Even now, as an adult, I find weight management complex—I've been close to obesity while running up to 80 miles a week in marathon training, hitting a 3:02 marathon (6:58/mile pace). After finishing the marathon and cutting back to 40-50weekly mileage, my weight just naturally decreased. My appetite was much less when I wasn't running such high mileage. For me, it's a journey that seems to involve many factors beyond just low physical effort or overconsumption.

2 comments

Obesity is a multifaceted issue that many people misunderstand in a patronizing if not malicious way.

For many they wish the reason was as simple as them just being lazy, because then they would only need to tackle that one simple flaw. But it goes beyond having a lazy/sedentary lifestyle. Does it contribute? Absolutely, but there are examples of lazy/sedentary people who adopts an unhealthy diet and lifestyle who are on the opposite extreme in BMI. To treat the obesity epidemic in the States as an individual failing on all who find themselves in that category is to downplay the systemic failings that have allowed this to happen.

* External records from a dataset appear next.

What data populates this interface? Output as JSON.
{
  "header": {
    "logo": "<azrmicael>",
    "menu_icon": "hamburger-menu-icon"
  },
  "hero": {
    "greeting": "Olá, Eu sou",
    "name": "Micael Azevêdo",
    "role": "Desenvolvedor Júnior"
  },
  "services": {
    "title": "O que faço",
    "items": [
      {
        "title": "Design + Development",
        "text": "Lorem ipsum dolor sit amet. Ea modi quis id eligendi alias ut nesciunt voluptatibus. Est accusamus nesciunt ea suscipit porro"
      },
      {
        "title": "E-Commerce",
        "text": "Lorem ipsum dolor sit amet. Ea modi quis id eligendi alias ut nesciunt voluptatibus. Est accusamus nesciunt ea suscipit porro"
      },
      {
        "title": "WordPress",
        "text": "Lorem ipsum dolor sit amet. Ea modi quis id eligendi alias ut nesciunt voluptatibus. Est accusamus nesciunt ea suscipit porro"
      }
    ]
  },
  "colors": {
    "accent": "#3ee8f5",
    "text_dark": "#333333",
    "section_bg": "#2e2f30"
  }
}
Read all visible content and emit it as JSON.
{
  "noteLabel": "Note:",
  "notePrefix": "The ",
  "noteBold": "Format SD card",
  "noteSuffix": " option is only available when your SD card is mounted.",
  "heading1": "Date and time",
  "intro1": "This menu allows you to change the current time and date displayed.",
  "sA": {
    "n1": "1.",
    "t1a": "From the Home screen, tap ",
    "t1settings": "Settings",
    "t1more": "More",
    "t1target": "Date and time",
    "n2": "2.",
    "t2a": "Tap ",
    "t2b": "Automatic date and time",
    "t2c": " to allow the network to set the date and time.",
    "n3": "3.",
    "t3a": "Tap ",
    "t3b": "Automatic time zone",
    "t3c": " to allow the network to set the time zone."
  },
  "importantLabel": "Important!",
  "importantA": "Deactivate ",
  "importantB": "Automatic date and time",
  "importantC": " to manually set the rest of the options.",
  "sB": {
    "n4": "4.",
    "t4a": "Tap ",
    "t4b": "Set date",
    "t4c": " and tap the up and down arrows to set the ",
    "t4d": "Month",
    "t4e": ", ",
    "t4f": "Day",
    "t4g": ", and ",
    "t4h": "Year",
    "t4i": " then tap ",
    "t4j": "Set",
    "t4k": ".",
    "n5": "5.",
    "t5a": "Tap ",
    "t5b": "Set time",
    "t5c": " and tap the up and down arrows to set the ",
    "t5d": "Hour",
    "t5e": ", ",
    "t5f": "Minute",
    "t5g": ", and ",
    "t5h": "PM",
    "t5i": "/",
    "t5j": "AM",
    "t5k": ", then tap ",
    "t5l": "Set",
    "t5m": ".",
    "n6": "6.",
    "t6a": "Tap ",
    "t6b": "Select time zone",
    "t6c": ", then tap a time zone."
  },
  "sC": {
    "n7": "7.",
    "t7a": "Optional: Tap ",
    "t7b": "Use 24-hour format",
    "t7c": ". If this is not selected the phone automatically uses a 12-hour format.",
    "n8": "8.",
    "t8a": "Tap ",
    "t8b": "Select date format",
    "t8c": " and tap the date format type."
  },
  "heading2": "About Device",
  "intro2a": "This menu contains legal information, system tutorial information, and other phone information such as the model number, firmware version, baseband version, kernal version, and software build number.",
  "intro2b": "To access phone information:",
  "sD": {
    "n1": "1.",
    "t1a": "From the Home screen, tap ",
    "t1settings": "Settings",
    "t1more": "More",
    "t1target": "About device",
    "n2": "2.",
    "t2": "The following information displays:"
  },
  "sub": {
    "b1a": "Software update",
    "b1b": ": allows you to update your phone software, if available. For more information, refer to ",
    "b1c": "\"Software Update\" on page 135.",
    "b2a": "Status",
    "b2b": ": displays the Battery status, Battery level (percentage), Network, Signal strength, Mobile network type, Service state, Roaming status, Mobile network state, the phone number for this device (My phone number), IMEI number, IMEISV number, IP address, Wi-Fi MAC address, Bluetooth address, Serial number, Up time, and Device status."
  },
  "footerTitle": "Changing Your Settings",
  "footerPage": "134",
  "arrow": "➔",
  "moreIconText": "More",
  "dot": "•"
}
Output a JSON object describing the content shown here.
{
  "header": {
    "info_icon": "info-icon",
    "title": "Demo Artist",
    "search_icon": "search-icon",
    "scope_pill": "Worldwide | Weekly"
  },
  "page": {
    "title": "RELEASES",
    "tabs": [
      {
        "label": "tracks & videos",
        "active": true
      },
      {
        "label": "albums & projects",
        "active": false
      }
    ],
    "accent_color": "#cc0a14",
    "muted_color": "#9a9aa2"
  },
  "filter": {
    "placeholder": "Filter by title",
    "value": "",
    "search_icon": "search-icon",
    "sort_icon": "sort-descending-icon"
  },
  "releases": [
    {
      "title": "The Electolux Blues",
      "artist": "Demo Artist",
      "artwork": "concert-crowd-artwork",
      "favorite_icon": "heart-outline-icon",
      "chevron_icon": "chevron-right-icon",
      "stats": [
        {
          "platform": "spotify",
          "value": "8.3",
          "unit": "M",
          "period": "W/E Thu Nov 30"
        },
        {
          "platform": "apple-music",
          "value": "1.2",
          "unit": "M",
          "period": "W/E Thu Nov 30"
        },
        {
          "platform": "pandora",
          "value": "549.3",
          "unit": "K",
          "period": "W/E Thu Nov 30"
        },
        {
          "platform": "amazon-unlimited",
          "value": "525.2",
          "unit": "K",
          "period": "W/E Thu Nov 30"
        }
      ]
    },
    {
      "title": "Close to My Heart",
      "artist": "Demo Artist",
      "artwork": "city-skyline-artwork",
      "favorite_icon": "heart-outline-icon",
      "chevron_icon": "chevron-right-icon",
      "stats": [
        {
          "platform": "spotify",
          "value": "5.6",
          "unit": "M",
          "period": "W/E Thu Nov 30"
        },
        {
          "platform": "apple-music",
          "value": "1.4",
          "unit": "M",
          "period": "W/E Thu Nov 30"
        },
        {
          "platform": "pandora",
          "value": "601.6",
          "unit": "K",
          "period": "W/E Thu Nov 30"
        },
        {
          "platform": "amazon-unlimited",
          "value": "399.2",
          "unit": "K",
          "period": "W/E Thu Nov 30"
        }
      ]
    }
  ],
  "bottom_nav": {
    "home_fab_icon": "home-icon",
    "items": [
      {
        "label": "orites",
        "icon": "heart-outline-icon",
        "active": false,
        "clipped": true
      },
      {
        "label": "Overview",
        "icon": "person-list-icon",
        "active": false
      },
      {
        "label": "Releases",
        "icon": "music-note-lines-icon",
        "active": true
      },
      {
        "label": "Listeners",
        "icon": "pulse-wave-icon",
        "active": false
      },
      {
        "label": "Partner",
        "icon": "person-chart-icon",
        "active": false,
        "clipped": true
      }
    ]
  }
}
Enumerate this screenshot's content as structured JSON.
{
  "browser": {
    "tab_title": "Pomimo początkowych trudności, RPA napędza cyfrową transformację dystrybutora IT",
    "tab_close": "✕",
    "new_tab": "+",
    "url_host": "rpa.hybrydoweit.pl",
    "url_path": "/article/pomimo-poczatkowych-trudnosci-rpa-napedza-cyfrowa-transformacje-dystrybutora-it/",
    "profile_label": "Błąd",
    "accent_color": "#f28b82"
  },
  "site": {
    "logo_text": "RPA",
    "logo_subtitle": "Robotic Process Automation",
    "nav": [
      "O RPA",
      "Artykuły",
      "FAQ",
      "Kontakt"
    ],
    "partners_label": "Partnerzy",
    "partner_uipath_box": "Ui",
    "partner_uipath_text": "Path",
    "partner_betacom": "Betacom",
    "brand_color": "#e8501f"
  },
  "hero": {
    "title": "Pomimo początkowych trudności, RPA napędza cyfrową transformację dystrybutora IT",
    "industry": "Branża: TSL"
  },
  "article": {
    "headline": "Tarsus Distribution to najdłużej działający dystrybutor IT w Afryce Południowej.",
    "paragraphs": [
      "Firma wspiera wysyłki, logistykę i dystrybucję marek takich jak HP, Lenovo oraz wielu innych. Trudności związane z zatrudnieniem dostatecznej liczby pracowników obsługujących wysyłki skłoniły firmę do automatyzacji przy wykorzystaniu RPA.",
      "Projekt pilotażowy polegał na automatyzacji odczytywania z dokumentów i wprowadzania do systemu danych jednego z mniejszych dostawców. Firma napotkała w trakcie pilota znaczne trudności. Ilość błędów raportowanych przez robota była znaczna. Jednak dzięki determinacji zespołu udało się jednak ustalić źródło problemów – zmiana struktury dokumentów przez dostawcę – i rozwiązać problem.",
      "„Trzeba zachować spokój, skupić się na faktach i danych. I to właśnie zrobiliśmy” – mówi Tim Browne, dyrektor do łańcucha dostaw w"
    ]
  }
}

It's kind of weird how this is simply another avenue people take to put themselves on a "I'm better than you" pedestal.

I was a skinny fit person until a year ago when a significant event caused me serious injury that has required a reduction in my intense exercise. I'm still nominally "skinny" but pants are getting tighter after gaining 15+ pounds. I haven't changed my diet, which is fine by my standards but I don't obsess over it. Should I assume the role of a victim without agency and blame the food or the reduction in energy consumption without reducing energy intake?

That's what the orthorexic religion is really all about: Nobody should be held accountable for their decisions because of the other who did something bad to them. This belief system doesn't want people to seek real solutions to their issues because that reduces the size of the flock who can be marketed to.